Federal regulation requires that HIPAA Privacy and Security standards be addressed by a series of policies and procedures that work throughout your entire practice. These policies and procedures form the basis of your compliance program–all activities involving the use, storage, and distribution of protected health information (PHI) are governed by these regulatory standards.

There are many different resources available to covered entities (health care providers, health plans, and clearinghouses) to create policies and procedures for their organizations. Implementing good policies and procedures is not as simple as purchasing a binder, though. It’s important to keep in mind the HIPAA regulatory requirements that must be met in order to ensure your policies and procedures are compliant with the law.

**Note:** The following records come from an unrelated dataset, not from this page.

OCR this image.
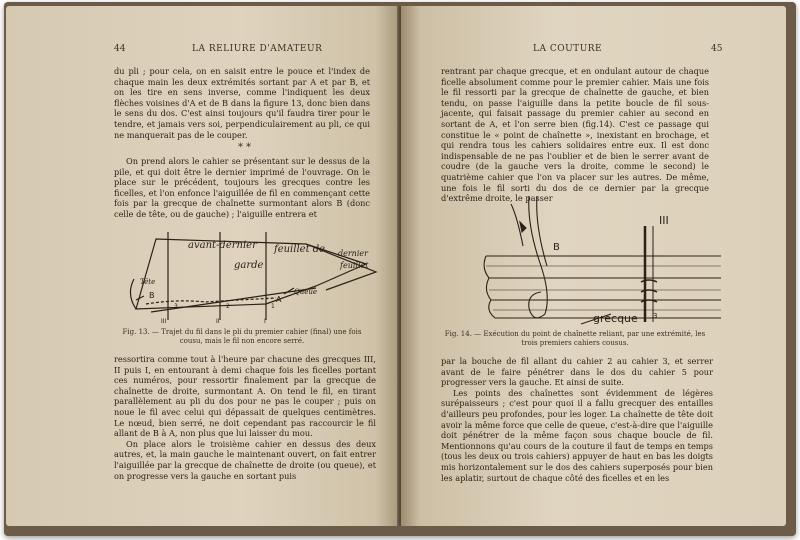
44	LA RELIURE D'AMATEUR

du pli ; pour cela, on en saisit entre le pouce et l'index de chaque main les deux extrémités sortant par A et par B, et on les tire en sens inverse, comme l'indiquent les deux flèches voisines d'A et de B dans la figure 13, donc bien dans le sens du dos. C'est ainsi toujours qu'il faudra tirer pour le tendre, et jamais vers soi, perpendiculairement au pli, ce qui ne manquerait pas de le couper.

* *

On prend alors le cahier se présentant sur le dessus de la pile, et qui doit être le dernier imprimé de l'ouvrage. On le place sur le précédent, toujours les grecques contre les ficelles, et l'on enfonce l'aiguillée de fil en commençant cette fois par la grecque de chaînette surmontant alors B (donc celle de tête, ou de gauche) ; l'aiguille entrera et

avant-dernier feuillet de
garde
dernier
feuillet
Queue
Tête
B	A
3	2	1
III	II	I
Fig. 13. — Trajet du fil dans le pli du premier cahier (final) une fois cousu, mais le fil non encore serré.

ressortira comme tout à l'heure par chacune des grecques III, II puis I, en entourant à demi chaque fois les ficelles portant ces numéros, pour ressortir finalement par la grecque de chaînette de droite, surmontant A. On tend le fil, en tirant parallèlement au pli du dos pour ne pas le couper ; puis on noue le fil avec celui qui dépassait de quelques centimètres. Le nœud, bien serré, ne doit cependant pas raccourcir le fil allant de B à A, non plus que lui laisser du mou.

On place alors le troisième cahier en dessus des deux autres, et, la main gauche le maintenant ouvert, on fait entrer l'aiguillée par la grecque de chaînette de droite (ou queue), et on progresse vers la gauche en sortant puis

LA COUTURE	45

rentrant par chaque grecque, et en ondulant autour de chaque ficelle absolument comme pour le premier cahier. Mais une fois le fil ressorti par la grecque de chaînette de gauche, et bien tendu, on passe l'aiguille dans la petite boucle de fil sous-jacente, qui faisait passage du premier cahier au second en sortant de A, et l'on serre bien (fig.14). C'est ce passage qui constitue le « point de chaînette », inexistant en brochage, et qui rendra tous les cahiers solidaires entre eux. Il est donc indispensable de ne pas l'oublier et de bien le serrer avant de coudre (de la gauche vers la droite, comme le second) le quatrième cahier que l'on va placer sur les autres. De même, une fois le fil sorti du dos de ce dernier par la grecque d'extrême droite, le passer

B
III
3
grecque
Fig. 14. — Exécution du point de chaînette reliant, par une extrémité, les trois premiers cahiers cousus.

par la bouche de fil allant du cahier 2 au cahier 3, et serrer avant de le faire pénétrer dans le dos du cahier 5 pour progresser vers la gauche. Et ainsi de suite.

Les points des chaînettes sont évidemment de légères surépaisseurs ; c'est pour quoi il a fallu grecquer des entailles d'ailleurs peu profondes, pour les loger. La chaînette de tête doit avoir la même force que celle de queue, c'est-à-dire que l'aiguille doit pénétrer de la même façon sous chaque boucle de fil. Mentionnons qu'au cours de la couture il faut de temps en temps (tous les deux ou trois cahiers) appuyer de haut en bas les doigts mis horizontalement sur le dos des cahiers superposés pour bien les aplatir, surtout de chaque côté des ficelles et en les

Below, we discuss the major requirements that behavioral health specialists should keep in mind when deciding on HIPAA policies that they implement in their practice.

  • Policies and Procedures must be reviewed on an ongoing basis. If your practice undergoes a major change, your policies and procedures must be updated to reflect this chance. An example would be if you update workstations or change physical locations. Policies and procedures must accurately reflect the current state of your business, including privacy and security requirements that may change over time.
  • Policies and Procedures must be tailored to your practice. Stock binders of policies and procedures that are not customized to the way you do business can be dangerous in the event of a data breach or HIPAA investigation. If your policies and procedures do not match up with the particulars of your practice, you could be at risk of a fine in the event of a HIPAA audit.
  • Staff must be trained to follow all Policies and Procedures. Regular employee training sessions must be held so that staff members are aware of the policies and procedures of your practice. In addition to this training, staff members must attest with documentation that they have read and reviewed these HIPAA policies and procedures. In the event of a HIPAA breach, you must be able to prove that your employees were trained on the particulars of these policies and procedures in order to avoid monetary penalties.